From the April 9, 1921 Spokane Daily Chronicle.  (S-R archives)
By Jim Kershner The Spokesman-Review

Attorneys on both sides made sensational charges in the trial of W.C. Vest and John G. Montgomery, two federal Prohibition agents accused of manslaughter.

The defense attorney claimed the entire case was a frame-up “to appease the people of Ferry County.” Angry Ferry County citizens demanded a victim, he said, in the shooting of Ernest Emley, a popular local man. They chose Vest. In fact, the defense attorney contended that the prosecuting attorney, from Ferry County, was the “main actor in the frame-up.”

The prosecuting attorney refuted that claim, saying that if it had been a frame-up, he would have secured additional and better evidence.
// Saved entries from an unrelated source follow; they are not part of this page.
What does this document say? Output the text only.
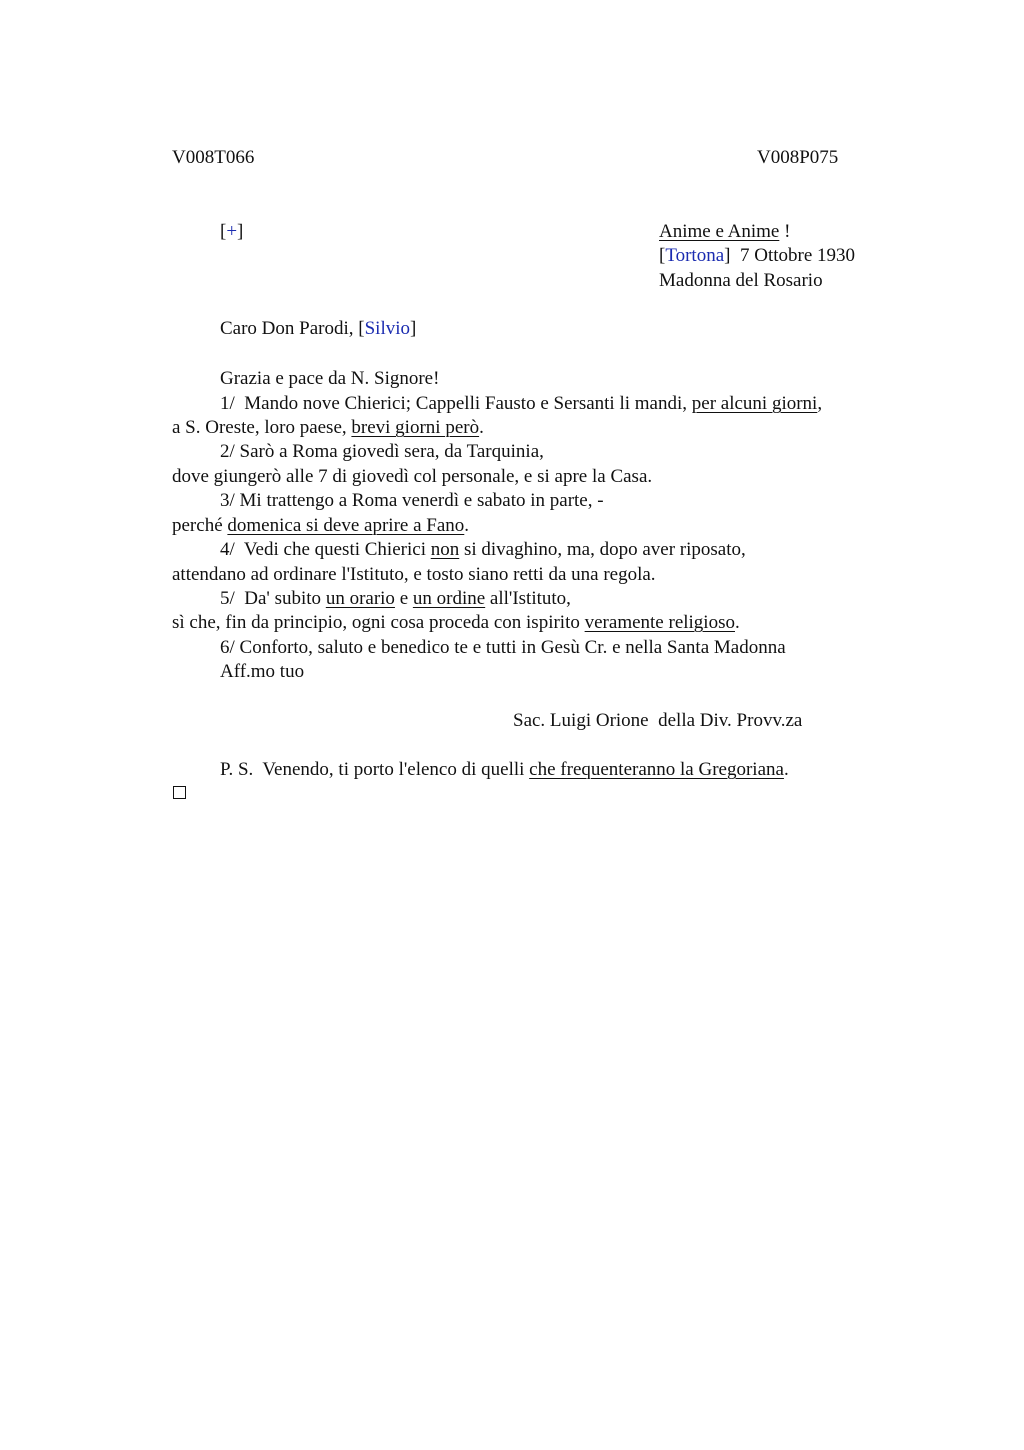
V008T066	V008P075
[+]	Anime e Anime !
[Tortona]  7 Ottobre 1930
Madonna del Rosario
Caro Don Parodi, [Silvio]
Grazia e pace da N. Signore!
1/  Mando nove Chierici; Cappelli Fausto e Sersanti li mandi, per alcuni giorni,
a S. Oreste, loro paese, brevi giorni però.
2/ Sarò a Roma giovedì sera, da Tarquinia,
dove giungerò alle 7 di giovedì col personale, e si apre la Casa.
3/ Mi trattengo a Roma venerdì e sabato in parte, -
perché domenica si deve aprire a Fano.
4/  Vedi che questi Chierici non si divaghino, ma, dopo aver riposato,
attendano ad ordinare l'Istituto, e tosto siano retti da una regola.
5/  Da' subito un orario e un ordine all'Istituto,
sì che, fin da principio, ogni cosa proceda con ispirito veramente religioso.
6/ Conforto, saluto e benedico te e tutti in Gesù Cr. e nella Santa Madonna
Aff.mo tuo
Sac. Luigi Orione  della Div. Provv.za
P. S.  Venendo, ti porto l'elenco di quelli che frequenteranno la Gregoriana.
Then the prosecutor made some allegations of his own. He claimed that Vest was drunk at the time of the shooting. He also said that if the jury found him not guilty, it would give federal agents permission to “shoot without warning” any time they pleased.

The case was now in the hands of the jury.

From the boxing beat: New Jersey, not Spokane, was declared the locale of the monumental Jack Dempsey-Georges Carpentier heavyweight title fight.

The promoter, Tex Rickard, announced that he planned to build a makeshift outdoor arena in either Atlantic City, Jersey City or Newark, costing $100,000.

Spokane had harbored fleeting hopes that the fight could be held at the Alan Racetrack in the Spokane Valley. Dempsey himself toured the racetrack while he was in Spokane performing his vaudeville act.

Rickard had already dashed those hopes a week before, when he said that he had not yet decided on a location, but that it would definitely not be Spokane.